There was really nothing about him to attract any attention—except for the creature lying on the floor at his feet. At first, it seemed like a dog, but there weren’t any dogs on Mars, and certainly not any that approached the size of a lion. It had four nostrils—two in front, one on each cheek—eyes that seemed to glow even though they were totally shielded from the dim lights, and a tail that ended in such a sharp point that it could very well be used as a weapon. The animal was covered by a dull blue curly down, and when it yawned, it displayed a double row of coal-black fangs.
All the patrons gave the table—and the creature—a wide berth. The diminutive Mercurian waiter, who was used to him, paid him no attention as he brought Scorpio a drink and continued making his round of the tables.
Scorpio lit one of the local cigars, took a puff, and settled back to watch a Martian woman gyrate in a slow dance that looked awkward to him but was clearly driving the Martian customers wild.
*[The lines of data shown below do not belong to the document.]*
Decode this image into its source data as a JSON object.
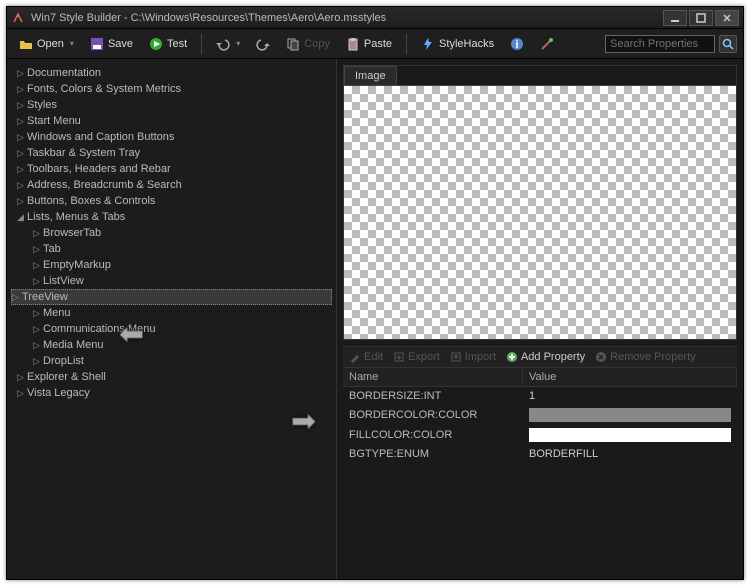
{
  "window": {
    "title": "Win7 Style Builder - C:\\Windows\\Resources\\Themes\\Aero\\Aero.msstyles"
  },
  "toolbar": {
    "open": "Open",
    "save": "Save",
    "test": "Test",
    "copy": "Copy",
    "paste": "Paste",
    "stylehacks": "StyleHacks",
    "search_placeholder": "Search Properties"
  },
  "tree": {
    "items": [
      {
        "label": "Documentation",
        "indent": 0,
        "arrow": "▷"
      },
      {
        "label": "Fonts, Colors & System Metrics",
        "indent": 0,
        "arrow": "▷"
      },
      {
        "label": "Styles",
        "indent": 0,
        "arrow": "▷"
      },
      {
        "label": "Start Menu",
        "indent": 0,
        "arrow": "▷"
      },
      {
        "label": "Windows and Caption Buttons",
        "indent": 0,
        "arrow": "▷"
      },
      {
        "label": "Taskbar & System Tray",
        "indent": 0,
        "arrow": "▷"
      },
      {
        "label": "Toolbars, Headers and Rebar",
        "indent": 0,
        "arrow": "▷"
      },
      {
        "label": "Address, Breadcrumb & Search",
        "indent": 0,
        "arrow": "▷"
      },
      {
        "label": "Buttons, Boxes & Controls",
        "indent": 0,
        "arrow": "▷"
      },
      {
        "label": "Lists, Menus & Tabs",
        "indent": 0,
        "arrow": "◢",
        "expanded": true
      },
      {
        "label": "BrowserTab",
        "indent": 1,
        "arrow": "▷"
      },
      {
        "label": "Tab",
        "indent": 1,
        "arrow": "▷"
      },
      {
        "label": "EmptyMarkup",
        "indent": 1,
        "arrow": "▷"
      },
      {
        "label": "ListView",
        "indent": 1,
        "arrow": "▷"
      },
      {
        "label": "TreeView",
        "indent": 1,
        "arrow": "▷",
        "selected": true
      },
      {
        "label": "Menu",
        "indent": 1,
        "arrow": "▷"
      },
      {
        "label": "Communications Menu",
        "indent": 1,
        "arrow": "▷"
      },
      {
        "label": "Media Menu",
        "indent": 1,
        "arrow": "▷"
      },
      {
        "label": "DropList",
        "indent": 1,
        "arrow": "▷"
      },
      {
        "label": "Explorer & Shell",
        "indent": 0,
        "arrow": "▷"
      },
      {
        "label": "Vista Legacy",
        "indent": 0,
        "arrow": "▷"
      }
    ]
  },
  "image_panel": {
    "tab": "Image"
  },
  "prop_buttons": {
    "edit": "Edit",
    "export": "Export",
    "import": "Import",
    "add": "Add Property",
    "remove": "Remove Property"
  },
  "prop_table": {
    "headers": {
      "name": "Name",
      "value": "Value"
    },
    "rows": [
      {
        "name": "BORDERSIZE:INT",
        "value": "1",
        "type": "text"
      },
      {
        "name": "BORDERCOLOR:COLOR",
        "value": "",
        "type": "swatch-gray"
      },
      {
        "name": "FILLCOLOR:COLOR",
        "value": "",
        "type": "swatch-white"
      },
      {
        "name": "BGTYPE:ENUM",
        "value": "BORDERFILL",
        "type": "text"
      }
    ]
  }
}
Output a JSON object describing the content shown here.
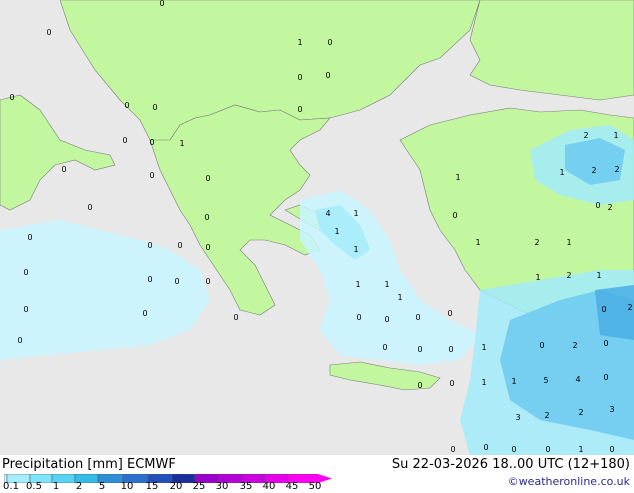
{
  "header": {
    "title": "Precipitation [mm] ECMWF",
    "datetime": "Su 22-03-2026 18..00 UTC (12+180)",
    "credit": "©weatheronline.co.uk"
  },
  "legend": {
    "ticks": [
      "0.1",
      "0.5",
      "1",
      "2",
      "5",
      "10",
      "15",
      "20",
      "25",
      "30",
      "35",
      "40",
      "45",
      "50"
    ],
    "colors": [
      "#c8f3ff",
      "#a6ecfd",
      "#7fe3fa",
      "#56d2f5",
      "#33bbe9",
      "#2f8fd6",
      "#2d6fcc",
      "#234fb8",
      "#1a2e9e",
      "#9900cc",
      "#b300d6",
      "#cc00e0",
      "#e600ea",
      "#ff00f5"
    ]
  },
  "colors": {
    "sea": "#e8e8e8",
    "land": "#c2f7a0",
    "precip_light": "#c8f5ff",
    "precip_mid": "#a3ebfa",
    "precip_heavy": "#6cc9f0",
    "precip_max": "#49aee6"
  },
  "map": {
    "values": [
      {
        "t": "0"
      },
      {
        "t": "0"
      },
      {
        "t": "0"
      },
      {
        "t": "0"
      },
      {
        "t": "0"
      },
      {
        "t": "0"
      },
      {
        "t": "0"
      },
      {
        "t": "1"
      },
      {
        "t": "0"
      },
      {
        "t": "0"
      },
      {
        "t": "0"
      },
      {
        "t": "0"
      },
      {
        "t": "0"
      },
      {
        "t": "1"
      },
      {
        "t": "0"
      },
      {
        "t": "0"
      },
      {
        "t": "0"
      },
      {
        "t": "0"
      },
      {
        "t": "0"
      },
      {
        "t": "0"
      },
      {
        "t": "0"
      },
      {
        "t": "0"
      },
      {
        "t": "0"
      },
      {
        "t": "0"
      },
      {
        "t": "0"
      },
      {
        "t": "0"
      },
      {
        "t": "0"
      },
      {
        "t": "0"
      },
      {
        "t": "0"
      },
      {
        "t": "0"
      },
      {
        "t": "4"
      },
      {
        "t": "1"
      },
      {
        "t": "1"
      },
      {
        "t": "1"
      },
      {
        "t": "1"
      },
      {
        "t": "1"
      },
      {
        "t": "1"
      },
      {
        "t": "0"
      },
      {
        "t": "0"
      },
      {
        "t": "0"
      },
      {
        "t": "0"
      },
      {
        "t": "0"
      },
      {
        "t": "0"
      },
      {
        "t": "0"
      },
      {
        "t": "1"
      },
      {
        "t": "1"
      },
      {
        "t": "1"
      },
      {
        "t": "0"
      },
      {
        "t": "0"
      },
      {
        "t": "1"
      },
      {
        "t": "2"
      },
      {
        "t": "1"
      },
      {
        "t": "2"
      },
      {
        "t": "1"
      },
      {
        "t": "1"
      },
      {
        "t": "1"
      },
      {
        "t": "0"
      },
      {
        "t": "0"
      },
      {
        "t": "2"
      },
      {
        "t": "0"
      },
      {
        "t": "2"
      },
      {
        "t": "0"
      },
      {
        "t": "2"
      },
      {
        "t": "0"
      },
      {
        "t": "0"
      },
      {
        "t": "5"
      },
      {
        "t": "4"
      },
      {
        "t": "3"
      },
      {
        "t": "2"
      },
      {
        "t": "2"
      },
      {
        "t": "3"
      },
      {
        "t": "2"
      },
      {
        "t": "1"
      },
      {
        "t": "1"
      },
      {
        "t": "2"
      },
      {
        "t": "2"
      },
      {
        "t": "0"
      },
      {
        "t": "1"
      },
      {
        "t": "0"
      },
      {
        "t": "0"
      },
      {
        "t": "0"
      },
      {
        "t": "0"
      }
    ]
  }
}
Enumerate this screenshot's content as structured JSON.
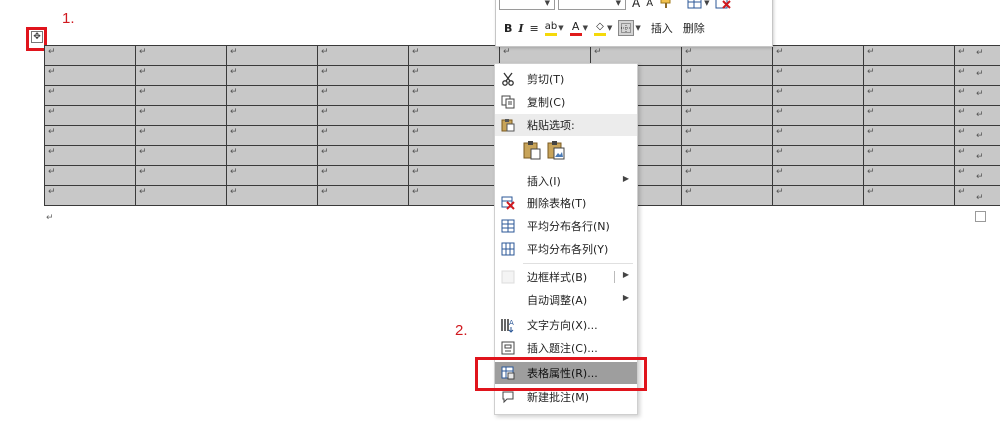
{
  "annotations": {
    "step1": "1.",
    "step2": "2."
  },
  "table": {
    "rows": 8,
    "cols": 11,
    "cell_mark": "↵",
    "after_mark": "↵"
  },
  "toolbar": {
    "a_large": "A",
    "a_small": "A",
    "bold": "B",
    "italic": "I",
    "align": "≡",
    "insert_label": "插入",
    "delete_label": "删除",
    "font_color": "#e01b1b",
    "highlight_color": "#f5d90a"
  },
  "menu": {
    "cut": "剪切(T)",
    "copy": "复制(C)",
    "paste_options": "粘贴选项:",
    "insert": "插入(I)",
    "delete_table": "删除表格(T)",
    "distribute_rows": "平均分布各行(N)",
    "distribute_cols": "平均分布各列(Y)",
    "border_style": "边框样式(B)",
    "autofit": "自动调整(A)",
    "text_direction": "文字方向(X)...",
    "insert_caption": "插入题注(C)...",
    "table_properties": "表格属性(R)...",
    "new_comment": "新建批注(M)"
  },
  "colors": {
    "annotation_red": "#e0141c",
    "cell_fill": "#c8c8c8",
    "highlight": "#9e9e9e"
  }
}
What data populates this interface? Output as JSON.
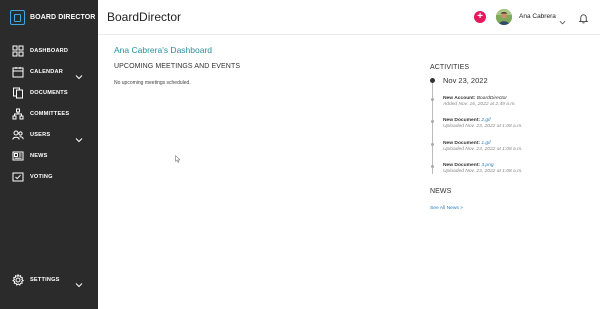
{
  "sidebar": {
    "brand": "BOARD DIRECTOR",
    "items": [
      {
        "label": "DASHBOARD",
        "icon": "dashboard-icon"
      },
      {
        "label": "CALENDAR",
        "icon": "calendar-icon"
      },
      {
        "label": "DOCUMENTS",
        "icon": "documents-icon"
      },
      {
        "label": "COMMITTEES",
        "icon": "committees-icon"
      },
      {
        "label": "USERS",
        "icon": "users-icon"
      },
      {
        "label": "NEWS",
        "icon": "news-icon"
      },
      {
        "label": "VOTING",
        "icon": "voting-icon"
      }
    ],
    "settings": {
      "label": "SETTINGS",
      "icon": "gear-icon"
    }
  },
  "header": {
    "title": "BoardDirector",
    "add_symbol": "+",
    "user_name": "Ana Cabrera"
  },
  "main": {
    "dashboard_title": "Ana Cabrera's Dashboard",
    "meetings": {
      "title": "UPCOMING MEETINGS AND EVENTS",
      "empty_text": "No upcoming meetings scheduled."
    },
    "activities": {
      "title": "ACTIVITIES",
      "date": "Nov 23, 2022",
      "items": [
        {
          "label": "New Account:",
          "target": "BoardDirector",
          "sub": "Added Nov. 16, 2022 at 2:49 a.m."
        },
        {
          "label": "New Document:",
          "target": "2.gif",
          "sub": "Uploaded Nov. 23, 2022 at 1:08 a.m."
        },
        {
          "label": "New Document:",
          "target": "1.gif",
          "sub": "Uploaded Nov. 23, 2022 at 1:08 a.m."
        },
        {
          "label": "New Document:",
          "target": "3.png",
          "sub": "Uploaded Nov. 23, 2022 at 1:08 a.m."
        }
      ]
    },
    "news": {
      "title": "NEWS",
      "see_all": "See All News >"
    }
  },
  "colors": {
    "sidebar_bg": "#2b2b2b",
    "accent": "#2a8ea0",
    "link": "#2a7dbf",
    "add_button": "#e5185b",
    "brand_logo": "#3da5e0"
  }
}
The music wasn’t quite atonal but was so alien that he was sure he couldn’t hum it if he heard it around the clock for a week.
Scorpio sipped his drink, trying not to make a face as it burned his throat on the way down, and puffed away on his cigar. After a minute, he pulled something out of his pocket and tossed it to the blue creature, which caught it, chewed it as it made loud, cracking sounds, and finally swallowed it.
The Martian girl’s dance ended, the Martians in the audience cheered and uttered those strange hoots that were unique to their species, and then a girl from Io climbed onto the stage to complete indifference.
The Martian girl was walking to a dressing room behind the bar, but she stopped at Scorpio’s table.
“You are here again, Scorpion,” she said.
“I like to visit my money,” he replied.
“Did you like my dance?”
“It was unique.”
“Perhaps I should perform another, just for you.”
“I’m always open to new experiences,” said Scorpio.
This is silly, said a voice inside Scorpio’s head. Tell her to go away.
Scorpio looked down at the blue creature. Do I interfere in your sex life? he thought.
Damn it, Scorpio! Why are you wasting time? She’s a Martian, for Podak’s sake. She couldn’t accommodate you even if she tried.
Scorpio smiled a very cynical smile. Love will find a way.
“You’re talking to your dog again,” said the girl.
“He’s not a dog, and you haven’t heard me say a word.”
“You lie to me,” she said. “All the time you lie to me.”
“Of course I do,” answered Scorpio. “We’re in Razzo the Slug’s. It might even be against the law to tell the truth here.”
She uttered a Martian obscenity. “Earthman!” she added contemptuously, stalking off.
Happy? asked Scorpio.
Thrilled, came the answer. By the way, someone’s looking for you.
The girl went and got a weapon?
The creature snorted. By the door. The Martian with the bag.
Scorpio looked across the bar at a Martian who had just entered. He was small, stooped over (which was rare in the lighter gravity), showing signs of age, and carrying a cloth bag over what passed for his shoulder.
You’re sure he’s for me? thought Scorpio.
Of course I’m sure, came the reply. Not everyone requires speech to communicate, you know. Some of us evolved beyond that eons ago.
Then why were you living in a swamp when we met? asked Scorpio with that unique, not quite humorless, smile of his.
Why are you in a bar with criminals and reprobates from all over the solar system? I went to the swamp where the food was, and you go where the money is so you can buy the food, an extra step my race has no use for.
Scorpio stared down at the creature. So why do you hang around with such a primitive being as me?